Solving a 15,75,90 triangle with shortest side 696,000km (radius of sun) results in a distance of 2,598,000km to the center of the sun.

Subtracting the radius from that gives 1,902,000km to the nearest edge of the sun.

A bit too close for comfort ðŸ™‚

I don't feel like solving the insolation problem. It would be a matter of converting insolation at earth (1.366kW/m^2, according to wikipedia) from a distance of 1AU to 1.9E6 or 2.6E6 km. I'm not even sure which of those you would use, since the ratio of the radius of the sun vs the distance to the sun is so large in this problem.
3. joe shmo
Strange Egg
08 Sep '11 17:041 edit
D= distance to object
P_sun = Power of sun
q" = heat flux at D
A = Surface area of sphere at distance D

D= R_sun/tan(15 deg) = R_sun/(2-sqrt(3))

q" = P_sun/A = P_sun/(4*pi*D^2) = P_sun/(4*pi*(R_sun/(2-sqrt(3)))^2)

...= (7-4*sqrt(3))/(4*pi)*P_sun/(R_sun)^2
4. sonhouse
Fast and Curious
10 Sep '11 21:21
Originally posted by joe shmo
D= distance to object
P_sun = Power of sun
q" = heat flux at D
A = Surface area of sphere at distance D

D= R_sun/tan(15 deg) = R_sun/(2-sqrt(3))

q" = P_sun/A = P_sun/(4*pi*D^2) = P_sun/(4*pi*(R_sun/(2-sqrt(3)))^2)

...= (7-4*sqrt(3))/(4*pi)*P_sun/(R_sun)^2
Here are the figures given by this link:

1370 W/M^2 reaches Earth (on top of the atmosphere) and the sun puts out 63E6 W/M^2 at the surface.

The square root of the ratio of those two number, 45985.4^-2= 214.44 and using the center of the sun as reference, 695500 Km times 214.4= 149.1E6 km, very close to the known distance from Earth to sun.

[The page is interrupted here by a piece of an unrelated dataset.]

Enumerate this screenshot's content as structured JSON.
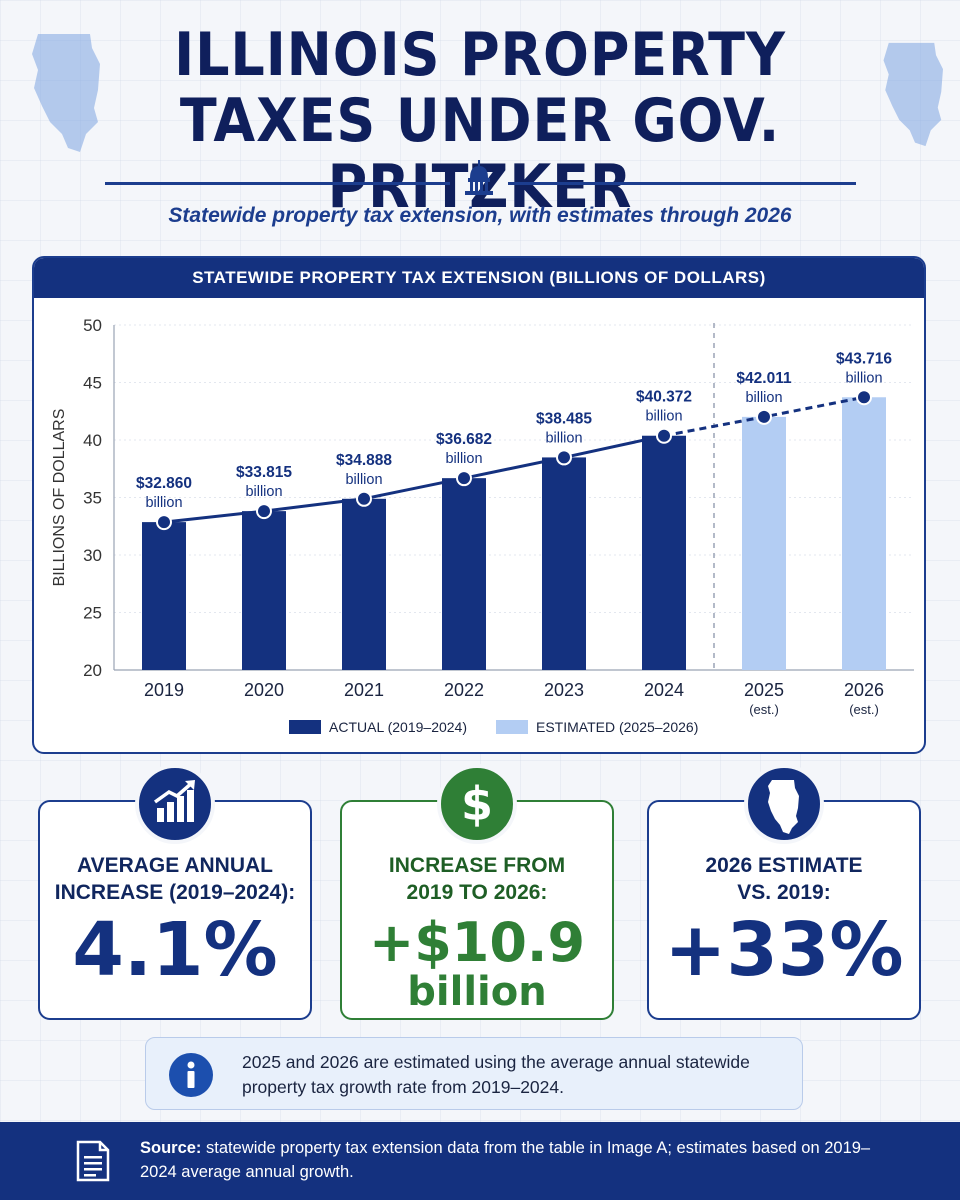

The surface area of the sun is about 6.08E18 M^2. The surface area of a sphere 2.6E9 M radius is 8.511E^19 M^2. The ratio is ~14:1 so 63E6 W/M^2 / 14 gives the energy intercepted by the device as 4.5 E6 W/M^2.

4.5 Megawatts per square meter. So a panel getting 100 % conversion efficiency could generate 1 Gigawatt with a panel 15 by 15 meters!

Panels about 1.7 Km by 1.7 Km running 100% efficiency of conversion would supply all the energy used by everyone on Earth (~14 Terawatts).

At 25% all it would take is a set of PV's 3.4 Km X 3.4 Km.

We wouldn't even be able to see it very well!

If that was a Fresnel lens able to take the heat, can you imagine that as a weapon?

So the next question: What would be the temperature of the device if it intercepted one square meter at that distance and was a 100% efficient black box?
14 TW energy beam hitting the Earth!